If you fall into one of these groups, you owe it to yourself to ask the question.
- If you are a high earner of any age. Remember, though, the current tax savings for contributing to a traditional 401k are meaningful, and the younger you are, the more years of tax deferral you have. Additionally, before I recommend Roth conversions, I encourage clients to save both inside 401ks (or similar accounts like a 403b, 457, etc.) AND outside of retirement accounts by using a simple brokerage account.
- After a certain level of investment has been reached. For example, I typically consider Roth conversions for clients surpassing the $500,000 mark in traditional retirement accounts.
- When retiring from a full-time career.
- When Required Minimum Distributions will begin within a few years.
- ESTATE PLANNING: When you know that your heirs will inherit a significant amount in the form of your traditional IRA. Under the new law, heirs no longer have the ability to amortize their withdrawals over their lifetime. The new rule requires all funds to be withdrawn within ten years. Suppose the retirement account is a traditional IRA,401k,403b,3tc. The withdrawals will be fully taxable to your kids, often during the exact period of their high-earnings career phase.
Convert an Amount that Lets You Maximize Your Current Tax Bracket.
You’ve determined that you fit into one of the groups that should be asking the question about Roth conversions, now how do you decide how much to convert?
If you are under 65 and active in your career you will be weighing the value of current tax savings for maximum contributions to traditional retirement accounts with the value of lower taxes in the future. As mentioned above, you will have less money to invest in a Roth because you have to pay tax on it.

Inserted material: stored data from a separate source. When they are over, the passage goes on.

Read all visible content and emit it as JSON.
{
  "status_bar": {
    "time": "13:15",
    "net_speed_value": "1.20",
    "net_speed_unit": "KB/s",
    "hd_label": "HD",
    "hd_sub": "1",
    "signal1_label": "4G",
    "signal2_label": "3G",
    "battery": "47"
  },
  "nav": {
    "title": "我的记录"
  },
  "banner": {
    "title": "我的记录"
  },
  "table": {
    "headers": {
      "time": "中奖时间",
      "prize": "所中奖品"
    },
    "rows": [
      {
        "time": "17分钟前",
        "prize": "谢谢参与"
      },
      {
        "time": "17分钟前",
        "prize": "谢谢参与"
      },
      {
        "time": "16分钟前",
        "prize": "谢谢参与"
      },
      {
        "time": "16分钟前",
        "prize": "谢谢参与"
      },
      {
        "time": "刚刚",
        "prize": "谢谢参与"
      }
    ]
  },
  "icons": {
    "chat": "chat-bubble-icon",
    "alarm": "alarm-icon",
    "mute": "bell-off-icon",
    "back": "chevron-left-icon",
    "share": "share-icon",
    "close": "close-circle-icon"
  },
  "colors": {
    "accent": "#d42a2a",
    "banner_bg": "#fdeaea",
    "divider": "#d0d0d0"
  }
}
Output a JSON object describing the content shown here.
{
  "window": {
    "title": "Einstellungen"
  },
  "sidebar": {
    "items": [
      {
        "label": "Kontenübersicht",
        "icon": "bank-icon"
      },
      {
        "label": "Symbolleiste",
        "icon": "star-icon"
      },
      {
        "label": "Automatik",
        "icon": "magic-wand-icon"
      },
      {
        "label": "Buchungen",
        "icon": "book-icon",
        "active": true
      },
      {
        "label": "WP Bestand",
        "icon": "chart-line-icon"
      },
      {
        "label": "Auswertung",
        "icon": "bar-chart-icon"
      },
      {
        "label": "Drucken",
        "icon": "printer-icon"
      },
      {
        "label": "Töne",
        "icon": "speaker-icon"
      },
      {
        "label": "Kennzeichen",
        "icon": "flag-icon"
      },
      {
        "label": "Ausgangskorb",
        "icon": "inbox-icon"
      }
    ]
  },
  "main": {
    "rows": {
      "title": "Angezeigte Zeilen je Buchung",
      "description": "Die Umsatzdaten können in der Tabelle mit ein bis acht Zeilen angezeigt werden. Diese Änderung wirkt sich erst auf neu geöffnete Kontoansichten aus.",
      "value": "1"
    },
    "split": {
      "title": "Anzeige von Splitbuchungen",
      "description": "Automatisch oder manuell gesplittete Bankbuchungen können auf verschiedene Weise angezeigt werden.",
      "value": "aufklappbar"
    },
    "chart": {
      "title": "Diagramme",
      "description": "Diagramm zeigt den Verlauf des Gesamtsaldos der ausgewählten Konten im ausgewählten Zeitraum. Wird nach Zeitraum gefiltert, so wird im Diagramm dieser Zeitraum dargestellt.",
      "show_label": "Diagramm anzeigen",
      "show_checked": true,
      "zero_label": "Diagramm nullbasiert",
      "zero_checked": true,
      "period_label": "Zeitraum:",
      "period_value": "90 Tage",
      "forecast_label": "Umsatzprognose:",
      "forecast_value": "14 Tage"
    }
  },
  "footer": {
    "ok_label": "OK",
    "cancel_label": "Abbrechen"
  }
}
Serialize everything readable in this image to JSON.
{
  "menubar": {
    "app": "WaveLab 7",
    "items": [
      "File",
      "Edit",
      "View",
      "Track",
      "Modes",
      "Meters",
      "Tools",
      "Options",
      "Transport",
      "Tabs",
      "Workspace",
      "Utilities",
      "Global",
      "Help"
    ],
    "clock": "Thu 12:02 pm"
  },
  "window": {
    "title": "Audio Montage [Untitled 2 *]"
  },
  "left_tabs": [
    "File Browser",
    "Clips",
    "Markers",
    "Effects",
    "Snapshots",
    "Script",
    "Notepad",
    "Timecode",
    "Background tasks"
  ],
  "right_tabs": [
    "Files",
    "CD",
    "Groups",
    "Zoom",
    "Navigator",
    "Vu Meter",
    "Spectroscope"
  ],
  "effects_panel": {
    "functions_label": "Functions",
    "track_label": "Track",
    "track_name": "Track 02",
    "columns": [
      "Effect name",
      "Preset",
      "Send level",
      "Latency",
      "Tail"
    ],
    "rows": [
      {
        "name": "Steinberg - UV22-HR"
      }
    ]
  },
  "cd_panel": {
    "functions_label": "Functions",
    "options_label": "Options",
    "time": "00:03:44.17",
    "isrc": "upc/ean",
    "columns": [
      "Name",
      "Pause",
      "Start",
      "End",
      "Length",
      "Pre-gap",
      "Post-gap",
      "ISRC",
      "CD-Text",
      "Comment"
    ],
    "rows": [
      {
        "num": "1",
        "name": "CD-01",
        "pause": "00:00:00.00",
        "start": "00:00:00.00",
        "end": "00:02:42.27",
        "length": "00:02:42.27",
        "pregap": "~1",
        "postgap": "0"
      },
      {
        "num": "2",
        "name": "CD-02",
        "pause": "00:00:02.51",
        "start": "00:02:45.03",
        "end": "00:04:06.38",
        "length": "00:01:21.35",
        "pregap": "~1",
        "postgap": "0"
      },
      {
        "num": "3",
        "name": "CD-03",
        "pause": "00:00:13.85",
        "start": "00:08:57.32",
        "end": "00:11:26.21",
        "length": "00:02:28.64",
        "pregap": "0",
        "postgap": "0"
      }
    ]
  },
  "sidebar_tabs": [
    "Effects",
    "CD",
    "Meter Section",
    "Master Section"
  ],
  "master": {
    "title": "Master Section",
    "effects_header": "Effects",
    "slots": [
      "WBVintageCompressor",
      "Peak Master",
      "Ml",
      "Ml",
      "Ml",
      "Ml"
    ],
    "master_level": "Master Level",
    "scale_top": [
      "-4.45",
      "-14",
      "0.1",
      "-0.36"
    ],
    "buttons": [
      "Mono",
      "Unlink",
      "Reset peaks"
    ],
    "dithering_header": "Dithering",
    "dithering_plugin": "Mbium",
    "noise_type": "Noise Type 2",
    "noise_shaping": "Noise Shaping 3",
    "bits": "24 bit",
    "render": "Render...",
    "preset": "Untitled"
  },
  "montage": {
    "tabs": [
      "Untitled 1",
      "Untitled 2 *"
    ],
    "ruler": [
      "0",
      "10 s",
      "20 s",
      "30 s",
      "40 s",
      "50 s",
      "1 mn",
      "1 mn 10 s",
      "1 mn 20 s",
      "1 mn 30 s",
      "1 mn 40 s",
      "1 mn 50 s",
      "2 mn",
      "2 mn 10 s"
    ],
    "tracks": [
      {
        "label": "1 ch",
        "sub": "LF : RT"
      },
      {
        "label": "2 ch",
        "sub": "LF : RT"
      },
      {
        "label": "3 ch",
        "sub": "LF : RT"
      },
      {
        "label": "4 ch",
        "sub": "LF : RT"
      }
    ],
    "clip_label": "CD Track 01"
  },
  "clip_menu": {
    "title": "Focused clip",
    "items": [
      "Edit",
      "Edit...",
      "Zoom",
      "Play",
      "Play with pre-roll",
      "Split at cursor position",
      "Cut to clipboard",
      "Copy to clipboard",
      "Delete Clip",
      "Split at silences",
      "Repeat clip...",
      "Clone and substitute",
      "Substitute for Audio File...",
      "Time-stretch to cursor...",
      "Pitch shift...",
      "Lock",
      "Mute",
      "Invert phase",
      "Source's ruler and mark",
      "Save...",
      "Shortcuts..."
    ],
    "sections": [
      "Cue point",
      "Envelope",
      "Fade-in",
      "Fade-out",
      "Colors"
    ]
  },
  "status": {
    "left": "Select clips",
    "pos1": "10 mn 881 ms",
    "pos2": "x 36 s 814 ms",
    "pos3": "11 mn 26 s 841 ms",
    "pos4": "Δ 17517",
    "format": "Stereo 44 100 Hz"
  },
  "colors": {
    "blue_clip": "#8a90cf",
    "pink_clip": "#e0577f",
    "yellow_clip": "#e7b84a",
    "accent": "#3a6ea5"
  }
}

The following tables illustrate a couple of Roth Conversion strategies. Note that both of these examples ignore the fact that the client probably has other investments that may generate capital gains, dividends, and interest. These will need to be evaluated each year and will impact the amount of your best conversion.
Ultimately considering a Roth conversion is a complicated matter; seek help from a financial adviser or your CPA before making a final decision. If you are over 65, Roth conversions impact the taxability of Social Security benefits and Medicare premiums. If you are young and a high earner, reducing the number of investible funds by paying the tax on the conversion gives you less to grow. If you defer first and then consider converting, you may find that the ultimate benefit is more significant than rushing to convert because of the ability to reinvest all deferred gains within the traditional retirement accounts. On the other hand, if you are in one of the lower tax brackets, select the Roth option for your 401k and convert the traditional ones.
Timing is essential. Conversions must be done by the end of the year if you want it to count for your tax return.
If you can bear paying taxes now to save significantly more taxes in the future, then give Roth IRA Conversions a serious look. It may benefit you or your heirs greatly.